In FIG. 2, there is shown a circuit diagram illustrating another conventional memory cell structure of a NROM cell 200 with a single side erase in which the non-erasing side is connected to ground. The NROM cell 200 comprises three nodes, a first node 201, a second node 202, and a third node 203. During an erase operation to the node 202, the node 201 is connected to a negative voltage supplied by a negative pump circuit, the node 202 is connected to a positive voltage supplied by a positive pump circuit, and the node 203 is connected ground. The risk in this configuration is that if the voltage level on the node 202 exceeds the punch-through voltage of the NROM cell 200, a positive pump circuit may crash, which leads to the erase function to fail. A similar type or problem exists when erasing the node 203. During an erase operation to the node 203, the node 201 is connected to a negative voltage supplied by a negative pump circuit, the node 202 is connected to ground, and the node 203 is connected to a positive voltage supplied by a positive pump circuit. A punch-through scenario could occur if the node 203 exceeds the punch-through voltage of the NROM cell 200. The positive pump circuit may crash, which leads to the erase function to fail.

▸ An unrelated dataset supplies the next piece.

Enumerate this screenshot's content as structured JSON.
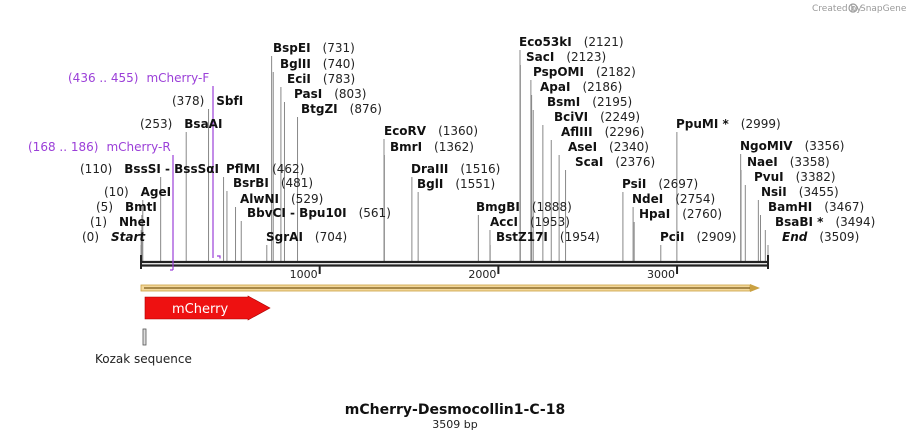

A frequently used technique to program NROM cells in an NROM array is the hot hole electron injection method. During a erase operation, a common technique used to erase memory cells is called the band-to-band hot hole injection where the erase ability is highly dependent on the lateral electric field. The other side potential, from the side that is being erased, of a NROM cell is likely to have a lateral electric field effect on the erase ability. Evaluating the endurance and retention of a NROM array, the lack of uniformity in erase ability causes a margin loss due to cycling and baking. The other side of NROM cells are left floating (or connected to ground) which may be coupled to an uncertain voltage level (e.g. 1 volt or 4 volts), which causes an variation of the erase threshold of array cells. This in turn causes Vt distribution after an erase operation to be wider. The variation of uncertain voltage level may result in over-erasing. On the other hand, if the other side is connected to ground, a punch-through may cause the pump circuit to crash when the bit line bias is over the punch-through voltage. Consequently, during an erase operation of a block, the NROM cells where some of the nodes are left floating may cause lack of uniformity in voltage level applied for erase the NROM cells in a NROM array.
Therefore, there is a need to design a NROM array that enhances the erase uniformity of single-side erase among NROM cells in an NROM array.